Atendimento em hospitais universitários, obtenção de terras para a reforma agrária e acesso a bibliotecas e museus são alguns dos serviços paralisados pelas greves de servidores federais que estão em curso. Ao todo, quase 100 mil funcionários de universidades federais, do Instituto Nacional de Colonização e Reforma Agrária (Incra) e do Ministério da Cultura e estão em greve.
O maior contingente de servidores paralisados é o das universidades federais, parado desde 28 de maio. De acordo com o coordenador-geral da Federação dos Sindicatos dos Trabalhadores das Universidades Brasileiras (Fasubra), João Paulo Ribeiro, cerca de 60% dos 156 mil servidores estão em greve, o que corresponde a quase 94 mil funcionários em 46 universidades. O principal serviço atingido é o dos hospitais universitários.
Ribeiro diz que apenas dois dos 44 hospitais estão funcionando, por determinação do Ministério Público. Nos outros, estão sendo atendidos somente casos urgentes. Exames de rotinas e agendamento de procedimentos estão suspensos. Além disso, as matrículas dos candidatos aprovados nos vestibulares está atrasada.

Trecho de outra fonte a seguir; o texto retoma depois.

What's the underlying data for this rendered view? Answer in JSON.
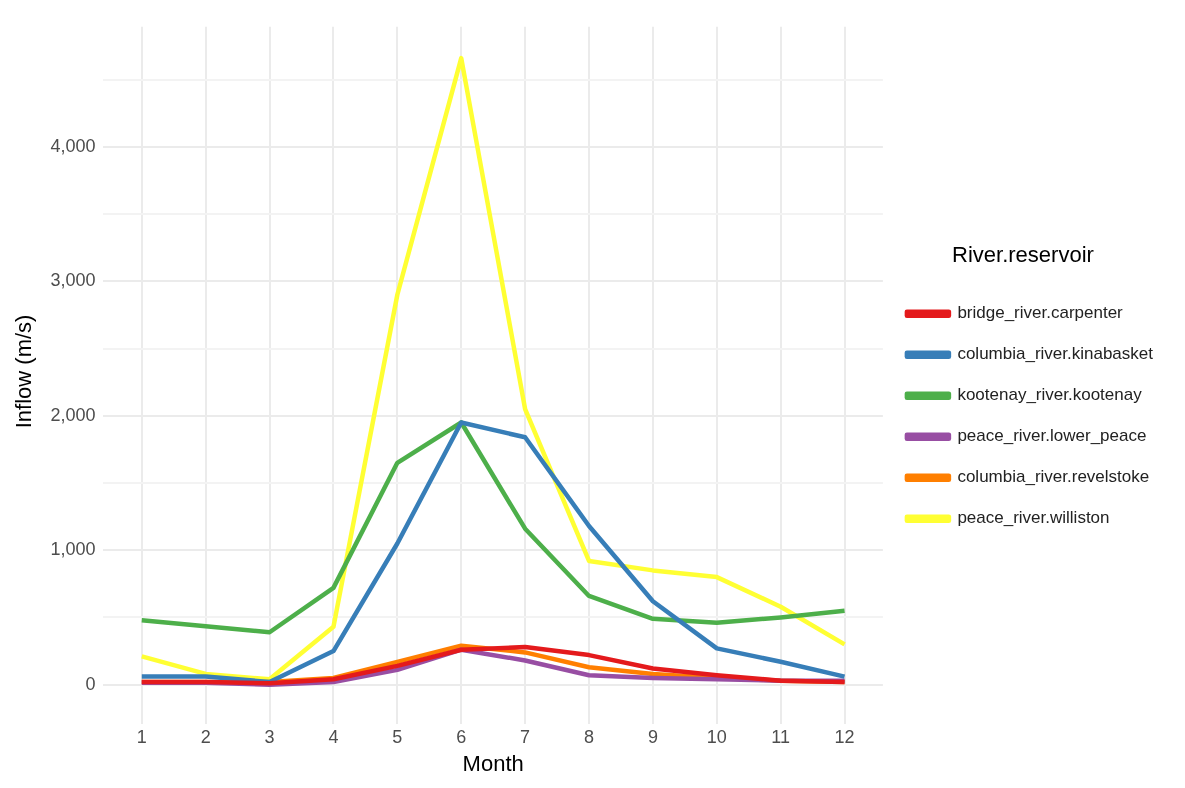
{
  "chart_data": {
    "type": "line",
    "xlabel": "Month",
    "ylabel": "Inflow (m/s)",
    "legend_title": "River.reservoir",
    "legend": "right",
    "grid": true,
    "marker": "none",
    "line_style": "solid",
    "x": [
      1,
      2,
      3,
      4,
      5,
      6,
      7,
      8,
      9,
      10,
      11,
      12
    ],
    "xlim": [
      0.4,
      12.6
    ],
    "xticks": [
      1,
      2,
      3,
      4,
      5,
      6,
      7,
      8,
      9,
      10,
      11,
      12
    ],
    "ylim": [
      -233,
      4893
    ],
    "yticks": [
      0,
      {
        "value": 500,
        "label": null
      },
      {
        "value": 1000,
        "label": "1,000"
      },
      {
        "value": 1500,
        "label": null
      },
      {
        "value": 2000,
        "label": "2,000"
      },
      {
        "value": 2500,
        "label": null
      },
      {
        "value": 3000,
        "label": "3,000"
      },
      {
        "value": 3500,
        "label": null
      },
      {
        "value": 4000,
        "label": "4,000"
      },
      {
        "value": 4500,
        "label": null
      }
    ],
    "series": [
      {
        "name": "bridge_river.carpenter",
        "color": "#e41a1c",
        "values": [
          20,
          20,
          10,
          40,
          140,
          260,
          280,
          220,
          120,
          70,
          30,
          20
        ]
      },
      {
        "name": "columbia_river.kinabasket",
        "color": "#377eb8",
        "values": [
          60,
          60,
          20,
          250,
          1050,
          1950,
          1840,
          1180,
          620,
          270,
          170,
          60
        ]
      },
      {
        "name": "kootenay_river.kootenay",
        "color": "#4daf4a",
        "values": [
          480,
          435,
          390,
          720,
          1650,
          1950,
          1160,
          660,
          490,
          460,
          500,
          550
        ]
      },
      {
        "name": "peace_river.lower_peace",
        "color": "#984ea3",
        "values": [
          15,
          15,
          0,
          20,
          110,
          260,
          180,
          70,
          50,
          40,
          30,
          30
        ]
      },
      {
        "name": "columbia_river.revelstoke",
        "color": "#ff7f00",
        "values": [
          20,
          20,
          20,
          50,
          170,
          290,
          240,
          130,
          80,
          50,
          30,
          20
        ]
      },
      {
        "name": "peace_river.williston",
        "color": "#ffff33",
        "values": [
          210,
          80,
          40,
          430,
          2900,
          4660,
          2050,
          920,
          850,
          800,
          580,
          300
        ]
      }
    ]
  }
}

Além das reivindicações salariais, a Fasubra também é contra contra o projeto de lei do governo federal que regulamenta as fundações. Na opinião da federação, o projeto pode facilitar a transformação de estatais em fundações. “Nós tínhamos que ser ouvidos para negociar qualquer termo que privatize o serviço público”, diz Ribeiro.

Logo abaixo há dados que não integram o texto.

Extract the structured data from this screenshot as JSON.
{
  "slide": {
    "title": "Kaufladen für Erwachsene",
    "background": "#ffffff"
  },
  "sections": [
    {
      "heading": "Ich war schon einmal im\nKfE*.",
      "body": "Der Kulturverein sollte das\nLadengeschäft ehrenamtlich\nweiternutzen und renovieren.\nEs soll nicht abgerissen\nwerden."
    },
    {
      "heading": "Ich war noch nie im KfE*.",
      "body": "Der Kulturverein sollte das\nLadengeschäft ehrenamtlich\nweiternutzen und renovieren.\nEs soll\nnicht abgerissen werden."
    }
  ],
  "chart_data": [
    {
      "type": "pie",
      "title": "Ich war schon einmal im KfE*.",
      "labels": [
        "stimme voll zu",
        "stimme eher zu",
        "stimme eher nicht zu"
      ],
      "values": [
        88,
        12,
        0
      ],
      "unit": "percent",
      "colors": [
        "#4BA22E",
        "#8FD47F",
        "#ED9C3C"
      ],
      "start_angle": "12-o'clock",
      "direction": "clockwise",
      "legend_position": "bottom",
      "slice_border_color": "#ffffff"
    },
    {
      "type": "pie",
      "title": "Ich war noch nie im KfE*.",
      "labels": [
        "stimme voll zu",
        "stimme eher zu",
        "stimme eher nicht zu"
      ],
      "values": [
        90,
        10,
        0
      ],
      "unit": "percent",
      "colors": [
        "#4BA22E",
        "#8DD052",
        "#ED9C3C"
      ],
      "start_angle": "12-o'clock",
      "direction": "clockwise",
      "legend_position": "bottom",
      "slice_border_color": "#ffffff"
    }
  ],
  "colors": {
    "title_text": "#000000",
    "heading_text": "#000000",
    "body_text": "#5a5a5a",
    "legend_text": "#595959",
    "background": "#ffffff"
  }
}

O Incra tem cerca de 6 mil servidores, distribuídos em 30 superintendências. Desses, cerca de 4 mil estão em greve desde o dia 21 de maio. Apenas as unidades de Pará, Amapá e Alagoas continuam funcionando normalmente.

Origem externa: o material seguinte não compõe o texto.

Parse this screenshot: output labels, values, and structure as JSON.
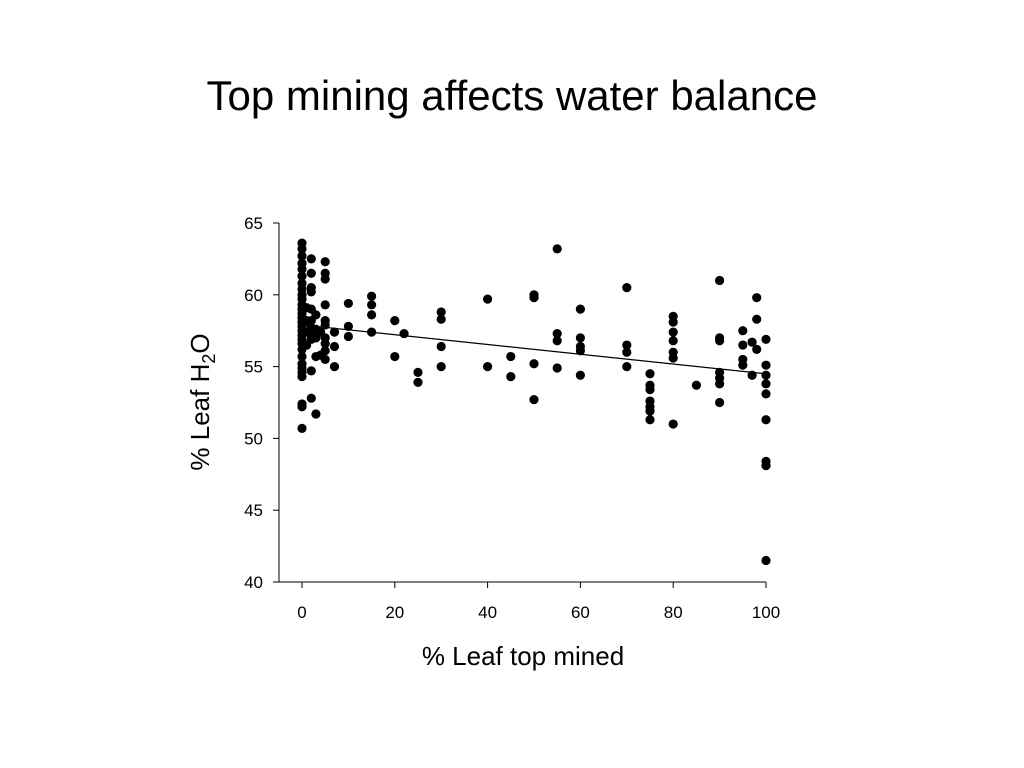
{
  "slide": {
    "title": "Top mining affects water balance"
  },
  "chart_data": {
    "type": "scatter",
    "title": "",
    "xlabel": "% Leaf top mined",
    "ylabel_main": "% Leaf H",
    "ylabel_sub": "2",
    "ylabel_tail": "O",
    "xlim": [
      -5,
      100
    ],
    "ylim": [
      40,
      65
    ],
    "xticks": [
      0,
      20,
      40,
      60,
      80,
      100
    ],
    "yticks": [
      40,
      45,
      50,
      55,
      60,
      65
    ],
    "grid": false,
    "legend": "none",
    "marker_color": "#000000",
    "trendline": {
      "x": [
        0,
        100
      ],
      "y": [
        57.9,
        54.5
      ]
    },
    "points": [
      {
        "x": 0,
        "y": 63.6
      },
      {
        "x": 0,
        "y": 63.2
      },
      {
        "x": 0,
        "y": 62.7
      },
      {
        "x": 0,
        "y": 62.2
      },
      {
        "x": 0,
        "y": 61.8
      },
      {
        "x": 0,
        "y": 61.3
      },
      {
        "x": 0,
        "y": 60.8
      },
      {
        "x": 0,
        "y": 60.4
      },
      {
        "x": 0,
        "y": 60.0
      },
      {
        "x": 0,
        "y": 59.7
      },
      {
        "x": 0,
        "y": 59.3
      },
      {
        "x": 0,
        "y": 59.0
      },
      {
        "x": 0,
        "y": 58.7
      },
      {
        "x": 0,
        "y": 58.4
      },
      {
        "x": 0,
        "y": 58.1
      },
      {
        "x": 0,
        "y": 57.8
      },
      {
        "x": 0,
        "y": 57.5
      },
      {
        "x": 0,
        "y": 57.2
      },
      {
        "x": 0,
        "y": 56.9
      },
      {
        "x": 0,
        "y": 56.6
      },
      {
        "x": 0,
        "y": 56.2
      },
      {
        "x": 0,
        "y": 55.7
      },
      {
        "x": 0,
        "y": 55.2
      },
      {
        "x": 0,
        "y": 54.9
      },
      {
        "x": 0,
        "y": 54.6
      },
      {
        "x": 0,
        "y": 54.3
      },
      {
        "x": 0,
        "y": 52.4
      },
      {
        "x": 0,
        "y": 52.2
      },
      {
        "x": 0,
        "y": 50.7
      },
      {
        "x": 1,
        "y": 59.1
      },
      {
        "x": 1,
        "y": 58.2
      },
      {
        "x": 1,
        "y": 57.4
      },
      {
        "x": 1,
        "y": 56.5
      },
      {
        "x": 2,
        "y": 62.5
      },
      {
        "x": 2,
        "y": 61.5
      },
      {
        "x": 2,
        "y": 60.5
      },
      {
        "x": 2,
        "y": 60.2
      },
      {
        "x": 2,
        "y": 59.0
      },
      {
        "x": 2,
        "y": 58.2
      },
      {
        "x": 2,
        "y": 57.7
      },
      {
        "x": 2,
        "y": 57.2
      },
      {
        "x": 2,
        "y": 56.9
      },
      {
        "x": 2,
        "y": 54.7
      },
      {
        "x": 2,
        "y": 52.8
      },
      {
        "x": 3,
        "y": 58.6
      },
      {
        "x": 3,
        "y": 57.6
      },
      {
        "x": 3,
        "y": 57.0
      },
      {
        "x": 3,
        "y": 55.7
      },
      {
        "x": 3,
        "y": 51.7
      },
      {
        "x": 4,
        "y": 57.4
      },
      {
        "x": 4,
        "y": 55.8
      },
      {
        "x": 5,
        "y": 62.3
      },
      {
        "x": 5,
        "y": 61.5
      },
      {
        "x": 5,
        "y": 61.1
      },
      {
        "x": 5,
        "y": 59.3
      },
      {
        "x": 5,
        "y": 58.2
      },
      {
        "x": 5,
        "y": 57.9
      },
      {
        "x": 5,
        "y": 57.0
      },
      {
        "x": 5,
        "y": 56.6
      },
      {
        "x": 5,
        "y": 56.1
      },
      {
        "x": 5,
        "y": 55.5
      },
      {
        "x": 7,
        "y": 57.4
      },
      {
        "x": 7,
        "y": 56.4
      },
      {
        "x": 7,
        "y": 55.0
      },
      {
        "x": 10,
        "y": 59.4
      },
      {
        "x": 10,
        "y": 57.8
      },
      {
        "x": 10,
        "y": 57.1
      },
      {
        "x": 15,
        "y": 59.9
      },
      {
        "x": 15,
        "y": 59.3
      },
      {
        "x": 15,
        "y": 58.6
      },
      {
        "x": 15,
        "y": 57.4
      },
      {
        "x": 20,
        "y": 58.2
      },
      {
        "x": 20,
        "y": 55.7
      },
      {
        "x": 22,
        "y": 57.3
      },
      {
        "x": 25,
        "y": 54.6
      },
      {
        "x": 25,
        "y": 53.9
      },
      {
        "x": 30,
        "y": 58.8
      },
      {
        "x": 30,
        "y": 58.3
      },
      {
        "x": 30,
        "y": 56.4
      },
      {
        "x": 30,
        "y": 55.0
      },
      {
        "x": 40,
        "y": 59.7
      },
      {
        "x": 40,
        "y": 55.0
      },
      {
        "x": 45,
        "y": 55.7
      },
      {
        "x": 45,
        "y": 54.3
      },
      {
        "x": 50,
        "y": 60.0
      },
      {
        "x": 50,
        "y": 59.8
      },
      {
        "x": 50,
        "y": 55.2
      },
      {
        "x": 50,
        "y": 52.7
      },
      {
        "x": 55,
        "y": 63.2
      },
      {
        "x": 55,
        "y": 57.3
      },
      {
        "x": 55,
        "y": 56.8
      },
      {
        "x": 55,
        "y": 54.9
      },
      {
        "x": 60,
        "y": 59.0
      },
      {
        "x": 60,
        "y": 57.0
      },
      {
        "x": 60,
        "y": 56.4
      },
      {
        "x": 60,
        "y": 56.1
      },
      {
        "x": 60,
        "y": 54.4
      },
      {
        "x": 70,
        "y": 60.5
      },
      {
        "x": 70,
        "y": 56.5
      },
      {
        "x": 70,
        "y": 56.0
      },
      {
        "x": 70,
        "y": 55.0
      },
      {
        "x": 75,
        "y": 54.5
      },
      {
        "x": 75,
        "y": 53.7
      },
      {
        "x": 75,
        "y": 53.4
      },
      {
        "x": 75,
        "y": 52.6
      },
      {
        "x": 75,
        "y": 52.2
      },
      {
        "x": 75,
        "y": 51.9
      },
      {
        "x": 75,
        "y": 51.3
      },
      {
        "x": 80,
        "y": 58.5
      },
      {
        "x": 80,
        "y": 58.1
      },
      {
        "x": 80,
        "y": 57.4
      },
      {
        "x": 80,
        "y": 56.8
      },
      {
        "x": 80,
        "y": 56.0
      },
      {
        "x": 80,
        "y": 55.6
      },
      {
        "x": 80,
        "y": 51.0
      },
      {
        "x": 85,
        "y": 53.7
      },
      {
        "x": 90,
        "y": 61.0
      },
      {
        "x": 90,
        "y": 57.0
      },
      {
        "x": 90,
        "y": 56.8
      },
      {
        "x": 90,
        "y": 54.6
      },
      {
        "x": 90,
        "y": 54.2
      },
      {
        "x": 90,
        "y": 53.8
      },
      {
        "x": 90,
        "y": 52.5
      },
      {
        "x": 95,
        "y": 57.5
      },
      {
        "x": 95,
        "y": 56.5
      },
      {
        "x": 95,
        "y": 55.5
      },
      {
        "x": 95,
        "y": 55.1
      },
      {
        "x": 97,
        "y": 56.7
      },
      {
        "x": 97,
        "y": 54.4
      },
      {
        "x": 98,
        "y": 59.8
      },
      {
        "x": 98,
        "y": 58.3
      },
      {
        "x": 98,
        "y": 56.2
      },
      {
        "x": 100,
        "y": 56.9
      },
      {
        "x": 100,
        "y": 55.1
      },
      {
        "x": 100,
        "y": 54.4
      },
      {
        "x": 100,
        "y": 53.8
      },
      {
        "x": 100,
        "y": 53.1
      },
      {
        "x": 100,
        "y": 51.3
      },
      {
        "x": 100,
        "y": 48.4
      },
      {
        "x": 100,
        "y": 48.1
      },
      {
        "x": 100,
        "y": 41.5
      }
    ]
  }
}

De acordo com o diretor nacional da Confederação Nacional das Associações dos Servidores do Incra, José Vaz Parente, o órgão mantém as atividades consideradas essenciais como a resolução de problemas em áreas de conflito e a distribuição de cestas básicas. Já os processos de obtenção de terras para assentamentos de famílias, ações de ordenamento fundiário, discriminação de terras e ações cadastrais estão paralisadas.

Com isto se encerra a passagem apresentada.